Banks can charge fees for deposits that take a long time to process. If a teller counts a cash deposit and finds that the cash in the deposit does not match the amount listed on the deposit slip, the teller must have a second teller verify the money. If the second teller also comes to the same conclusion, then the tellers must correct the deposit slip and can charge you a fee because your deposit took longer than normal to process.
Sometimes tellers make errors when processing deposits, and this can lead to the incorrect amount being credited to your account. Such errors are normally caught and corrected within a few days by the bank's proof department employees who are tasked with checking the teller's work. If a teller error results in excess funds being credited to your account, you have no legal right to use those funds. Your bank can debit the money from your account, and you are responsible for paying any overdraft fees that are caused as a result of the money being taken from the account. If your bank credits too little to your account, the bank must correct the error and the bank must absorb the cost of any charges that the error caused.

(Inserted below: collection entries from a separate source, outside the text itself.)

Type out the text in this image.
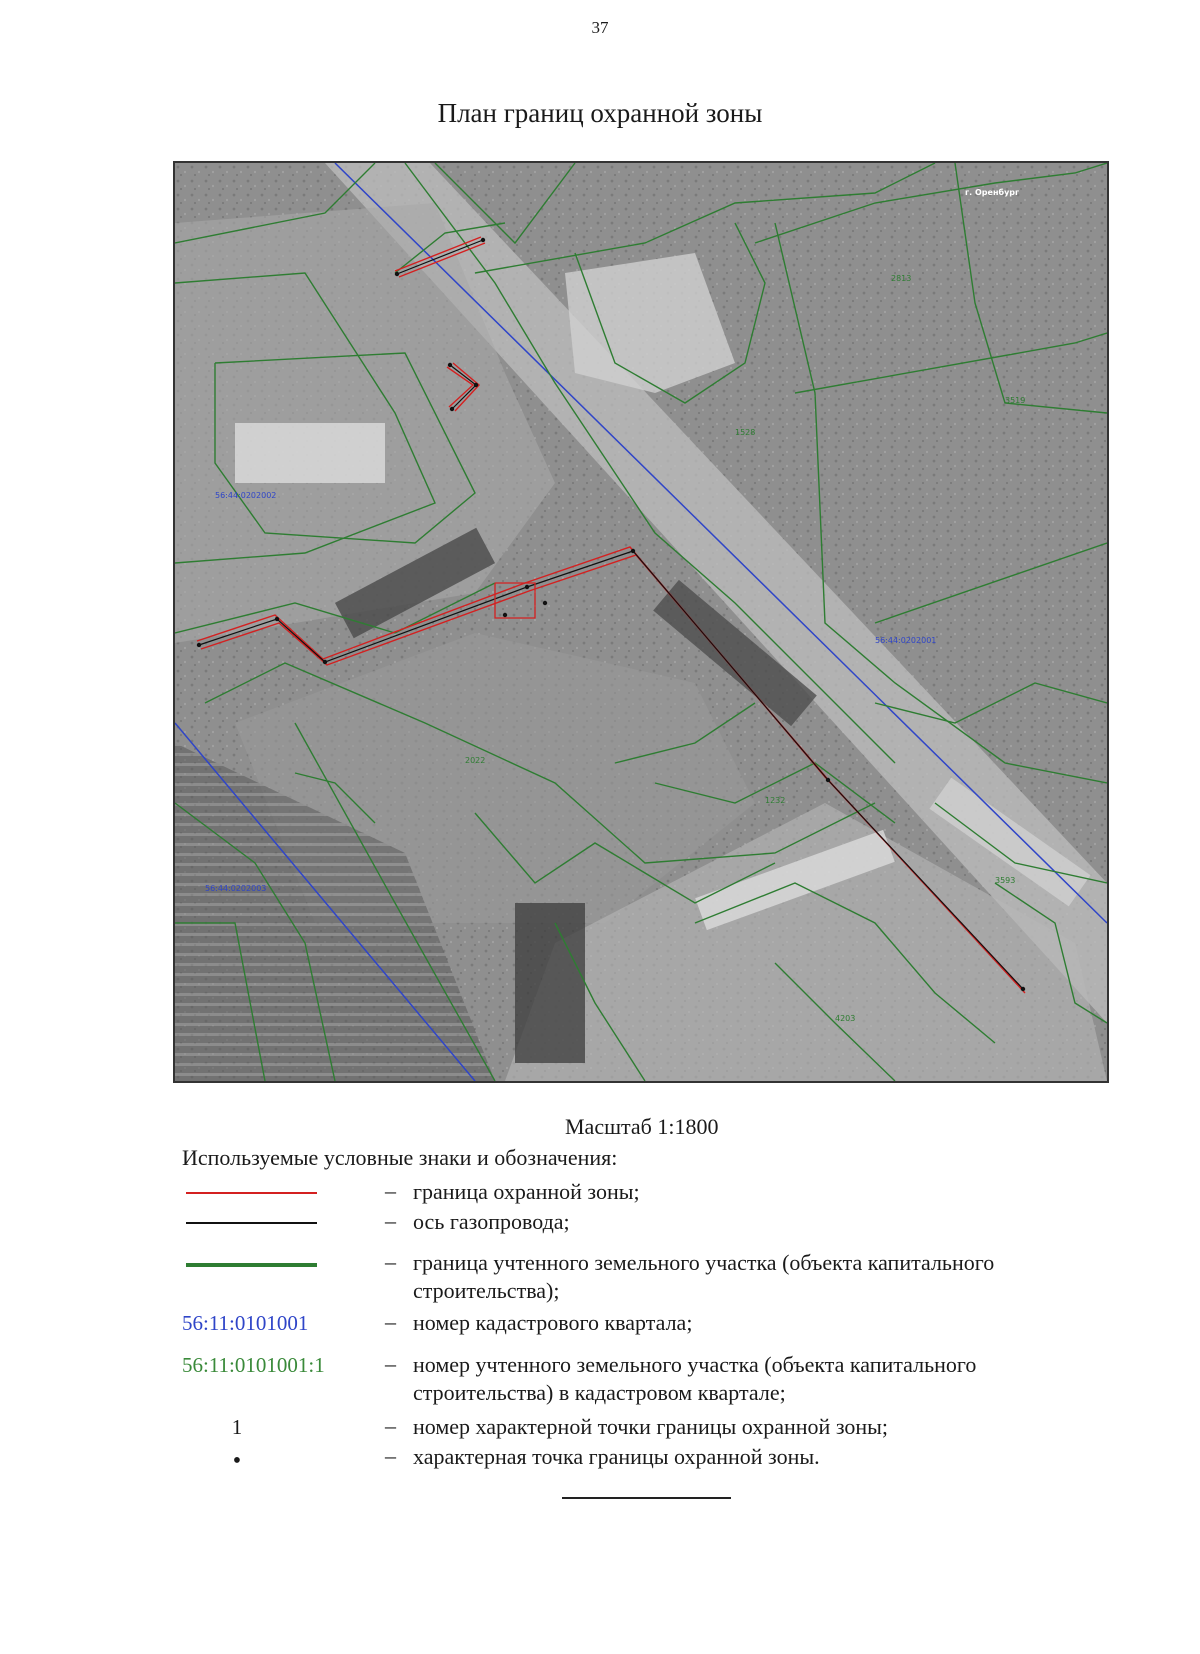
37
План границ охранной зоны
г. Оренбург
56:44:0202002
56:44:0202001
56:44:0202003
2813
1528
3519
2022
1232
3593
4203
Масштаб 1:1800
Используемые условные знаки и обозначения:
– граница охранной зоны;
– ось газопровода;
– граница учтенного земельного участка (объекта капитального строительства);
56:11:0101001	– номер кадастрового квартала;
56:11:0101001:1	– номер учтенного земельного участка (объекта капитального строительства) в кадастровом квартале;
1	– номер характерной точки границы охранной зоны;
•	– характерная точка границы охранной зоны.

Federal tax laws limit the amount of money that you can deposit each year into your individual retirement arrangements. Once you reach the age of 70 1/2, you must begin to make withdrawals from your IRAs, and the minimum withdrawal amounts are based upon your account balances. You incur tax penalties if you deposit too much into an IRA or if you fail to make the required minimum withdrawal. Therefore, if you or your bank make a deposit error when you start or rollover an IRA, it could result in tax complications and penalties further down the line.
State laws related to bank deposit corrections vary, but typically, banks have the right to make corrections to deposits several years after those deposits actually occurred. Many account holders feel that such laws are unfair to customers and that the bank employees have little incentive to avoid mistakes. In reality, tellers receive performance assessments that are largely based around deposit processing. Tellers who frequently make mistakes stand to lose their jobs. Additionally, teller managers and branch managers often lose bonuses when teller's make mistakes, so inaccurate deposits prove costly for everyone.